Raising a toddler can feel like a workout in itself. But for fathers serious about getting back in shape or sustaining a level of fitness, more can be required, especially if your fitness could mean the difference in your child’s future health. “Young kids are sponges, and everything you’re doing, they’re seeing an internalizing,” says Dr. Anthony Balduzzi, founder of The Fit Father Project. “Be the dad they look up to that’s strong and mobile.” Here’s how to get out there and earn that #1 Dad mug.
Find your fitness tribe.
Being short on time to workout is a universal parenting problem — which means it’s easy to find a group of people with similar goals. Capitalize on that by finding a local fitness group (Meetup.com is a great resource) that engages in activities you enjoy, including stroller runs and park meet-ups where parents get involved in the action. “There’s power in numbers,” says Kellen Milad, M.S. and health coach. “You might find it personally challenging [to play] because you haven’t done it since you were a kid and might be self-conscious. Getting together with a group of other parents normalizes the experience and makes it more fun and engaging.”
Prioritize play over exercise.
If you’re waiting for time to get to the gym to workout, you may as well hang up your sneakers until their fifth birthday. “As adults, we get into this world of fitness focused on linear movements that occur in a designated gym space with specific form,” Milad says. “Play is much more open-ended and just as effective — if not more effective because it can occur at any place, any time.” That’s because play requires mindfulness (no zoning out in front of the TV or plugging into headphones) and encourages mobility-focused movements you won’t get simply running on a treadmill or lifting weights. Plus, it’s way more fun, which means you’re more likely to stick with it.
Exercise like a kid.
Take a cue from the ankle-biters. Challenge your toddler to a crawling race, switching from basic bear crawls to crab crawls to work nearly every muscle from your upper body to your core to your lower body. Milad recommends this routine: On your hands and knees, tuck toes and lift knees to hover two inches above the ground. Crawl or hold for one minute, then flip and crab crawl for one minute. Rest for one minute in a deep squat before repeating the routine five more times.
…Or use your kid to exercise.
Balduzzi recommends creating an at-home circuit of exercises where your child is your added resistance. Start with 10–15 piggyback squats (with your toddler on your back), then do five to 10 piggyback lunges on each leg, then squat and press your child overhead. From there, hit your upper body with a set of 10 bicep curls (except, you guessed it, your toddler is your barbell), weighted push-ups and a one-minute weighted plank with your kid on your back. End with a “board” bench press where you press your child for 10 reps.
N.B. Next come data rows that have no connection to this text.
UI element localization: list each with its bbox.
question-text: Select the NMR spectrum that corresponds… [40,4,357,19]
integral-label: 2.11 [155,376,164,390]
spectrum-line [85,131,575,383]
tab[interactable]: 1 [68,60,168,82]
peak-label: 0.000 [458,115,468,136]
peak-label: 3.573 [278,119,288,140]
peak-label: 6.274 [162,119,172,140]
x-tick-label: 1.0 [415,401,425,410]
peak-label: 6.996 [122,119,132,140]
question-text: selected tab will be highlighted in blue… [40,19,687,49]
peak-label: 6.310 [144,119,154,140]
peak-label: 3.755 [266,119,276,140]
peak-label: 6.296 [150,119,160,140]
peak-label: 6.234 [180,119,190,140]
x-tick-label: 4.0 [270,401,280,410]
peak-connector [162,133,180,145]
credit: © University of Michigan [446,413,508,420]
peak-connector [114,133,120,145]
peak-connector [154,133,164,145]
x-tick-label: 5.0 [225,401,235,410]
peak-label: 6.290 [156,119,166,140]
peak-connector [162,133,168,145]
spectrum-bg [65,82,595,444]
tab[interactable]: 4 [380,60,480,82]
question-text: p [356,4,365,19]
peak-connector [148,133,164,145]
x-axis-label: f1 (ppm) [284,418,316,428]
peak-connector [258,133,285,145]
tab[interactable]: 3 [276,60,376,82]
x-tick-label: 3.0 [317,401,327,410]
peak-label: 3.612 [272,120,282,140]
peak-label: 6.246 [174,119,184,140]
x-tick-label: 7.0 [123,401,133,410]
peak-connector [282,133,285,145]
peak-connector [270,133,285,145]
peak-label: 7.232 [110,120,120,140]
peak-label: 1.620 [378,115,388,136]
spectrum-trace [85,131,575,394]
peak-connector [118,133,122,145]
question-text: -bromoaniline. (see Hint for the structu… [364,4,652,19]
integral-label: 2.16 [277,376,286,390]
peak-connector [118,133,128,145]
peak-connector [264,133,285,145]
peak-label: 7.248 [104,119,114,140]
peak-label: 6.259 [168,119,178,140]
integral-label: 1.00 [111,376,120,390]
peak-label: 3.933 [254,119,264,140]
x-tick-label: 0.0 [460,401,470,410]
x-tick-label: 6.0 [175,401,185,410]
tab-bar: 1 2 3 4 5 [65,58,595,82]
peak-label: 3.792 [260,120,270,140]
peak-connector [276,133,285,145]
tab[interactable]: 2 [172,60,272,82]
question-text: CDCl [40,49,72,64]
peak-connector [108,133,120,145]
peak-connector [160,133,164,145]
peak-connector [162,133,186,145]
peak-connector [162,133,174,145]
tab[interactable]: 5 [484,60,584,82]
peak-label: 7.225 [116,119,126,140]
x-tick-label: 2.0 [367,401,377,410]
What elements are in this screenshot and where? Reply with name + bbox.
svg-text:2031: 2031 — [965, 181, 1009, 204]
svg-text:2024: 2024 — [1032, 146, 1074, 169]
Set a timer and repeat the whole flow for 35 minutes. “This workout is great because it feels like playtime for the kids, and you can get a really awesome workout with a core of seven exercises,” Balduzzi says. “And as your kid grows, the resistance grows and you get stronger.”
Turn your stretch time into playtime.
For dads looking to increase their mobility or stretch out, especially after a day at a desk job, Balduzzi recommends a yoga series he has dubbed Animal Yoga Flows. “These are fun yoga postures that mimic animal movement, which is great and engaging for kids,” he says. “You gain back essential flexibility and mobility, and your child gains critical neuro-muscular coordination skills.” Mark out a 30-foot path, and then race your child back and forth through bear crawls, frog jumps, crab crawls, and lizard crawls. At the end of each sprint, perform push-ups, air squats, reaches, and cobra-to-upward dog movements before going back the other direction. Bonus dad points if you work in the animal sounds.